Through these endeavours, NHDP seeks to document every single heritage of Kathmandu Valley and as many heritages as possible of other areas. Putting that in numerical terms, the Project aims to document over 2,000 monuments, 2,500 inscriptions and 8,000 objects along with the intangible traditions related to them before it ends in 2026.
“Ambitious, yes. But not impossible,” assured Khatiwoda, informing that the Project had documented 750 heritages and were collecting information on new ones almost every day. “A majority of our Nepali team members are locals of Kathmandu who live in the area they study. So, COVID-19 and travel restrictions have also not affected our work much.”
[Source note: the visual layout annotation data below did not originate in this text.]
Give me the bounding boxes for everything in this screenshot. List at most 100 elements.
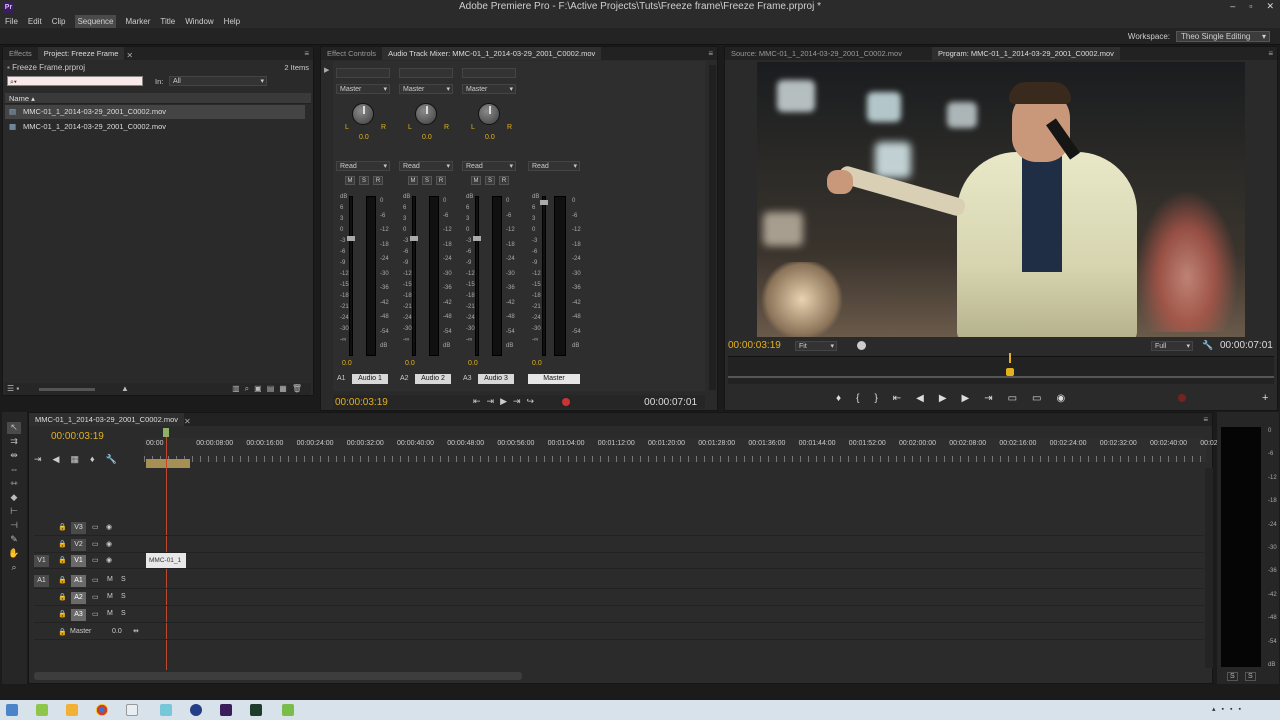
input-dropdown[interactable] [399,68,453,78]
mixer-timecode-current[interactable]: 00:00:03:19 [335,397,388,408]
taskbar-app-icon[interactable] [190,704,202,716]
tab-project[interactable]: Project: Freeze Frame [37,47,125,60]
lock-icon[interactable]: 🔒 [58,556,67,564]
eye-icon[interactable]: ◉ [106,540,112,548]
fader-track[interactable] [475,196,479,356]
menu-title[interactable]: Title [160,15,175,28]
audio-track[interactable] [34,607,1204,623]
menu-file[interactable]: File [5,15,18,28]
master-fader-track[interactable] [542,196,546,356]
source-patch-a1[interactable]: A1 [34,575,49,587]
program-transport-controls[interactable]: ♦{}⇤◀▶▶⇥▭▭◉ [836,393,1080,404]
menu-clip[interactable]: Clip [52,15,66,28]
mute-button[interactable]: M [408,176,418,185]
pan-value[interactable]: 0.0 [485,134,495,141]
quality-dropdown[interactable]: Full [1151,341,1193,351]
list-view-icon[interactable]: ☰ ▪ [7,384,19,393]
channel-name[interactable]: Audio 2 [415,374,451,384]
slip-tool-icon[interactable]: ⊢ [7,506,21,518]
timeline-timecode[interactable]: 00:00:03:19 [51,431,104,442]
record-button[interactable]: R [499,176,509,185]
program-zoom-bar[interactable] [728,376,1274,378]
program-scrubber[interactable] [728,356,1274,384]
track-target-A3[interactable]: A3 [71,609,86,621]
sync-lock-icon[interactable]: ▭ [92,540,99,548]
volume-value[interactable]: 0.0 [342,360,352,367]
mute-track-button[interactable]: M [107,593,113,600]
audition-taskbar-icon[interactable] [250,704,262,716]
list-item[interactable]: ▤ MMC-01_1_2014-03-29_2001_C0002.mov [5,105,305,119]
tab-audio-track-mixer[interactable]: Audio Track Mixer: MMC-01_1_2014-03-29_2… [382,47,602,60]
sync-lock-icon[interactable]: ▭ [92,576,99,584]
route-dropdown[interactable]: Master [399,84,453,94]
record-icon[interactable] [1178,394,1186,402]
workspace-dropdown[interactable]: Theo Single Editing [1176,31,1270,42]
sync-lock-icon[interactable]: ▭ [92,523,99,531]
audio-track[interactable] [34,590,1204,606]
file-explorer-icon[interactable] [66,704,78,716]
mute-track-button[interactable]: M [107,576,113,583]
fit-dropdown[interactable]: Fit [795,341,837,351]
automate-icon[interactable]: ▲ [121,384,129,393]
volume-fader[interactable] [410,236,418,241]
channel-name[interactable]: Audio 1 [352,374,388,384]
fader-track[interactable] [412,196,416,356]
track-target-A1[interactable]: A1 [71,575,86,587]
eye-icon[interactable]: ◉ [106,556,112,564]
lock-icon[interactable]: 🔒 [58,540,67,548]
timeline-hscroll[interactable] [34,672,522,680]
mixer-scrollbar[interactable] [709,65,716,390]
automation-mode-dropdown[interactable]: Read [462,161,516,171]
solo-button[interactable]: S [422,176,432,185]
close-tab-icon[interactable]: ✕ [184,417,191,426]
system-tray[interactable]: ▴▪▪▪ [1212,705,1272,715]
eye-icon[interactable]: ◉ [106,523,112,531]
taskbar-app-icon[interactable] [126,704,138,716]
master-track-value[interactable]: 0.0 [112,628,122,635]
premiere-taskbar-icon[interactable] [220,704,232,716]
video-track[interactable] [34,520,1204,536]
mute-button[interactable]: M [345,176,355,185]
master-volume-fader[interactable] [540,200,548,205]
input-dropdown[interactable] [462,68,516,78]
maximize-icon[interactable]: ▫ [1249,1,1252,12]
search-input[interactable]: ⌕▾ [7,76,143,86]
solo-left-button[interactable]: S [1227,672,1238,681]
volume-fader[interactable] [473,236,481,241]
hand-tool-icon[interactable]: ✋ [7,548,21,560]
taskbar-app-icon[interactable] [36,704,48,716]
taskbar-app-icon[interactable] [282,704,294,716]
tab-effects[interactable]: Effects [3,47,38,60]
volume-value[interactable]: 0.0 [405,360,415,367]
minimize-icon[interactable]: – [1230,1,1235,12]
panel-menu-icon[interactable]: ≡ [304,49,309,58]
route-dropdown[interactable]: Master [462,84,516,94]
record-button[interactable]: R [436,176,446,185]
selection-tool-icon[interactable]: ↖ [7,422,21,434]
solo-track-button[interactable]: S [121,593,126,600]
master-automation-dropdown[interactable]: Read [528,161,580,171]
sync-lock-icon[interactable]: ▭ [92,610,99,618]
start-icon[interactable] [6,704,18,716]
audio-track[interactable] [34,573,1204,589]
lock-icon[interactable]: 🔒 [58,576,67,584]
solo-track-button[interactable]: S [121,610,126,617]
pen-tool-icon[interactable]: ✎ [7,534,21,546]
panel-menu-icon[interactable]: ≡ [1268,49,1273,58]
mute-track-button[interactable]: M [107,610,113,617]
close-icon[interactable]: ✕ [1266,1,1274,12]
track-target-V1[interactable]: V1 [71,555,86,567]
pan-knob[interactable] [478,103,500,125]
pan-value[interactable]: 0.0 [359,134,369,141]
name-column-header[interactable]: Name ▴ [5,93,311,104]
automation-mode-dropdown[interactable]: Read [399,161,453,171]
video-clip[interactable]: MMC-01_1 [146,553,186,568]
menu-window[interactable]: Window [185,15,213,28]
pan-knob[interactable] [415,103,437,125]
volume-fader[interactable] [347,236,355,241]
automation-mode-dropdown[interactable]: Read [336,161,390,171]
tab-source[interactable]: Source: MMC-01_1_2014-03-29_2001_C0002.m… [725,47,908,60]
video-track[interactable] [34,553,1204,569]
solo-button[interactable]: S [485,176,495,185]
pan-value[interactable]: 0.0 [422,134,432,141]
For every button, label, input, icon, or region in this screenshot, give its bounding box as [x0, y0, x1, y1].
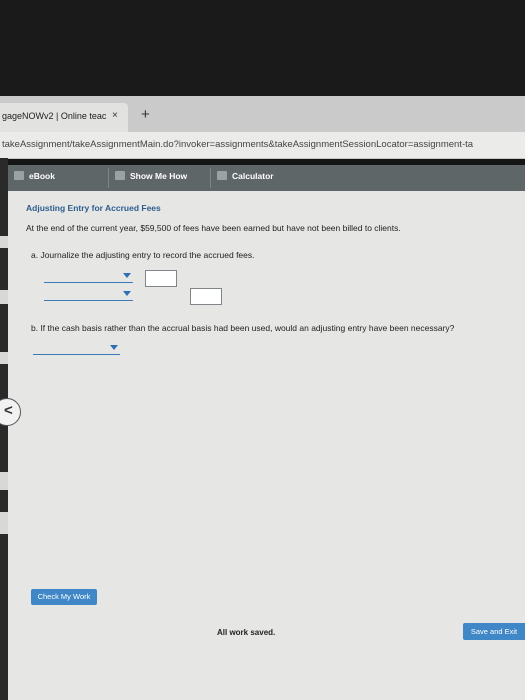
account-dropdown-credit[interactable] — [44, 288, 133, 301]
account-dropdown-debit[interactable] — [44, 270, 133, 283]
chevron-down-icon — [123, 291, 131, 296]
problem-statement: At the end of the current year, $59,500 … — [26, 223, 401, 233]
show-me-how-button[interactable]: Show Me How — [130, 171, 187, 181]
part-a-question: a. Journalize the adjusting entry to rec… — [31, 250, 255, 260]
calculator-icon — [217, 171, 227, 180]
question-panel — [8, 191, 525, 700]
adjusting-entry-dropdown[interactable] — [33, 342, 120, 355]
check-my-work-button[interactable]: Check My Work — [31, 589, 97, 605]
ebook-button[interactable]: eBook — [29, 171, 55, 181]
address-url[interactable]: takeAssignment/takeAssignmentMain.do?inv… — [2, 139, 473, 150]
debit-amount-input[interactable] — [145, 270, 177, 287]
chevron-left-icon[interactable]: < — [4, 402, 13, 419]
part-b-question: b. If the cash basis rather than the acc… — [31, 323, 455, 333]
left-edge-mark — [0, 512, 8, 534]
browser-tab-title: gageNOWv2 | Online teac — [2, 111, 107, 121]
calculator-button[interactable]: Calculator — [232, 171, 274, 181]
video-icon — [115, 171, 125, 180]
book-icon — [14, 171, 24, 180]
save-and-exit-button[interactable]: Save and Exit — [463, 623, 525, 640]
problem-heading: Adjusting Entry for Accrued Fees — [26, 203, 161, 213]
toolbar-divider — [210, 168, 211, 188]
chevron-down-icon — [110, 345, 118, 350]
screen-dark-area — [0, 0, 525, 96]
credit-amount-input[interactable] — [190, 288, 222, 305]
chevron-down-icon — [123, 273, 131, 278]
left-edge-mark — [0, 236, 8, 248]
left-edge-mark — [0, 352, 8, 364]
toolbar-divider — [108, 168, 109, 188]
left-edge-mark — [0, 472, 8, 490]
left-edge-mark — [0, 290, 8, 304]
close-icon[interactable]: × — [112, 110, 118, 121]
new-tab-icon[interactable]: + — [141, 106, 150, 123]
save-status: All work saved. — [217, 628, 276, 637]
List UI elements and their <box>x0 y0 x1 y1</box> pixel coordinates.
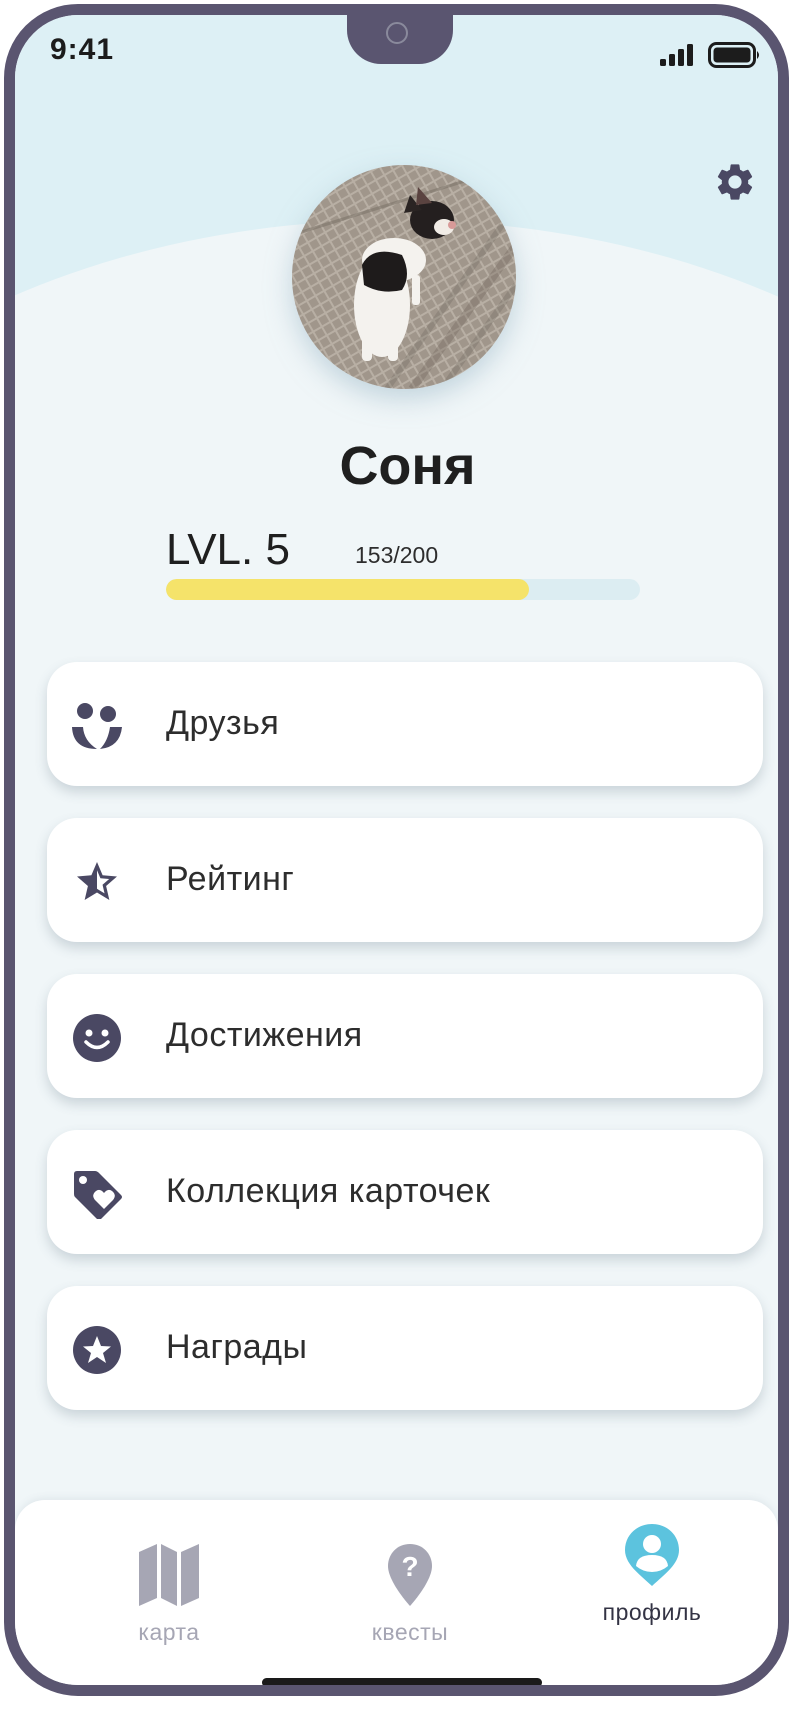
tab-map[interactable]: карта <box>89 1542 249 1646</box>
question-pin-icon: ? <box>388 1544 432 1606</box>
profile-name: Соня <box>339 436 476 496</box>
half-star-icon <box>70 855 124 909</box>
menu-item-label: Награды <box>166 1328 308 1366</box>
bottom-tab-bar: карта ? квесты профиль <box>15 1500 778 1685</box>
battery-icon <box>708 42 759 68</box>
tab-label: карта <box>138 1619 200 1645</box>
menu-item-label: Достижения <box>166 1016 363 1054</box>
tag-heart-icon <box>70 1167 124 1221</box>
star-badge-icon <box>70 1323 124 1377</box>
status-time: 9:41 <box>50 33 115 66</box>
avatar-photo <box>292 165 516 389</box>
menu-item-label: Коллекция карточек <box>166 1172 491 1210</box>
menu-item-card-collection[interactable]: Коллекция карточек <box>47 1130 763 1254</box>
tab-profile[interactable]: профиль <box>572 1522 732 1626</box>
menu-item-rating[interactable]: Рейтинг <box>47 818 763 942</box>
gear-icon[interactable] <box>713 160 757 204</box>
profile-pin-icon <box>625 1524 679 1586</box>
home-indicator[interactable] <box>262 1678 542 1685</box>
signal-icon <box>660 44 693 66</box>
xp-counter: 153/200 <box>355 542 439 568</box>
menu-item-friends[interactable]: Друзья <box>47 662 763 786</box>
menu-item-label: Друзья <box>166 704 280 742</box>
tab-label: профиль <box>602 1599 702 1625</box>
tab-quests[interactable]: ? квесты <box>330 1542 490 1646</box>
menu-item-label: Рейтинг <box>166 860 295 898</box>
map-icon <box>139 1544 199 1606</box>
profile-menu: Друзья Рейтинг Достижения Коллекция карт… <box>47 662 763 1442</box>
notch <box>347 15 453 64</box>
tab-label: квесты <box>371 1619 449 1645</box>
avatar[interactable] <box>292 165 516 389</box>
xp-progress-fill <box>166 579 529 600</box>
phone-frame: 9:41 Соня LVL. 5 153/200 Друзья Рейтинг … <box>4 4 789 1696</box>
menu-item-achievements[interactable]: Достижения <box>47 974 763 1098</box>
level-label: LVL. 5 <box>166 525 290 574</box>
camera-icon <box>386 22 408 44</box>
xp-progress-bar <box>166 579 640 600</box>
profile-screen: 9:41 Соня LVL. 5 153/200 Друзья Рейтинг … <box>15 15 778 1685</box>
smiley-icon <box>70 1011 124 1065</box>
svg-text:?: ? <box>401 1551 418 1582</box>
menu-item-rewards[interactable]: Награды <box>47 1286 763 1410</box>
friends-icon <box>70 699 124 753</box>
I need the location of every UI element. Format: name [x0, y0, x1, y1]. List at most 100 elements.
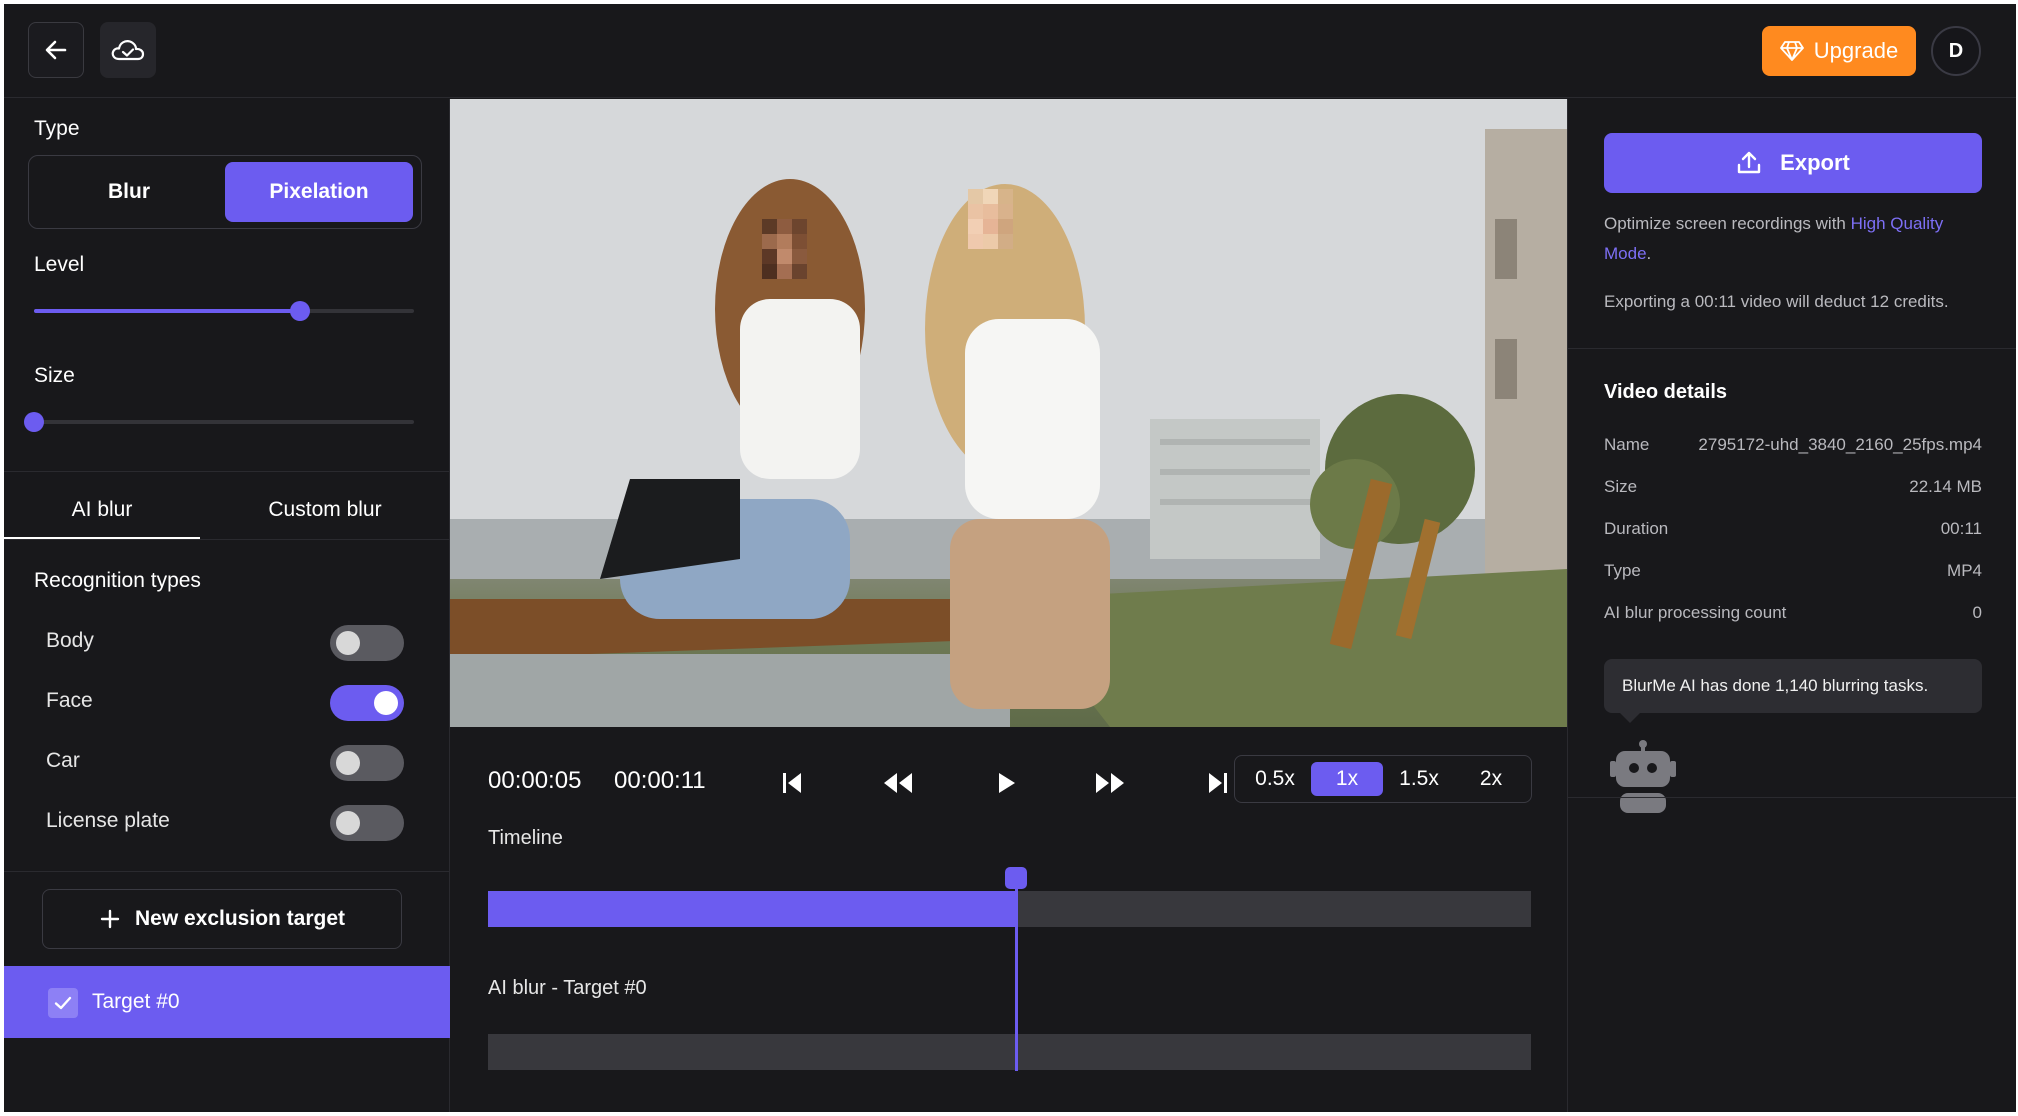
new-exclusion-target-button[interactable]: New exclusion target [42, 889, 402, 949]
divider [4, 471, 450, 472]
face-toggle[interactable] [330, 685, 404, 721]
robot-icon [1610, 740, 1676, 813]
detail-key: Duration [1604, 519, 1669, 538]
tab-custom-blur[interactable]: Custom blur [200, 482, 450, 538]
speed-2x[interactable]: 2x [1455, 762, 1527, 796]
level-slider[interactable] [34, 299, 414, 323]
current-time: 00:00:05 [488, 767, 582, 794]
back-button[interactable] [28, 22, 84, 78]
type-pixelation-button[interactable]: Pixelation [225, 162, 413, 222]
total-time: 00:00:11 [614, 767, 706, 794]
check-icon [54, 996, 72, 1010]
avatar[interactable]: D [1931, 26, 1981, 76]
rewind-button[interactable] [878, 763, 918, 803]
video-preview[interactable] [450, 99, 1567, 727]
detail-row-ai-blur-count: AI blur processing count 0 [1604, 599, 1982, 629]
rewind-icon [884, 773, 912, 793]
detail-row-name: Name 2795172-uhd_3840_2160_25fps.mp4 [1604, 431, 1982, 461]
cloud-save-button[interactable] [100, 22, 156, 78]
detail-row-type: Type MP4 [1604, 557, 1982, 587]
cloud-icon [111, 40, 145, 61]
recognition-row-license-plate: License plate [46, 801, 406, 841]
recognition-types-title: Recognition types [34, 569, 201, 592]
divider [4, 871, 450, 872]
skip-start-icon [783, 773, 801, 793]
timeline-label: Timeline [488, 827, 563, 849]
toggle-knob [336, 631, 360, 655]
player-controls: 00:00:05 00:00:11 0.5x 1x 1.5x 2x Timeli… [450, 727, 1567, 1112]
video-details-title: Video details [1604, 381, 1728, 403]
type-blur-button[interactable]: Blur [35, 162, 223, 222]
ai-blur-track[interactable] [488, 1034, 1531, 1070]
toggle-knob [336, 811, 360, 835]
speed-1-5x[interactable]: 1.5x [1383, 762, 1455, 796]
level-label: Level [34, 253, 85, 276]
recognition-row-car: Car [46, 741, 406, 781]
export-button[interactable]: Export [1604, 133, 1982, 193]
video-frame-image [450, 99, 1567, 727]
playhead-handle[interactable] [1005, 867, 1027, 889]
size-label: Size [34, 364, 75, 387]
divider [1568, 797, 2016, 798]
left-panel: Type Blur Pixelation Level Size AI blur … [4, 99, 450, 1112]
car-toggle[interactable] [330, 745, 404, 781]
skip-end-icon [1209, 773, 1227, 793]
size-slider-track [34, 420, 414, 424]
detail-row-duration: Duration 00:11 [1604, 515, 1982, 545]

“By the end of this project, we hope to have established a ‘heritage knowledge bank’ to serve researchers and conservationists,” Maharjan said. “It is also an heirloom to pass down to our future generations so that they may know what our culture was like and restore it,” he hoped.
Maharjan also stressed that NHDP’s archives could support the repatriation of stolen artefacts by proving their Nepali provenance.

In Dr. Khatiwoda’s words, “Our culture is what keeps our civilisation alive and our monuments are what our culture stands on. We want to document these monuments before they are destroyed and by doing so, want to keep alive the hope that they may be rebuilt in the future.”
He added, “We want to create an inventory because Nepal’s culture and history deserve it.”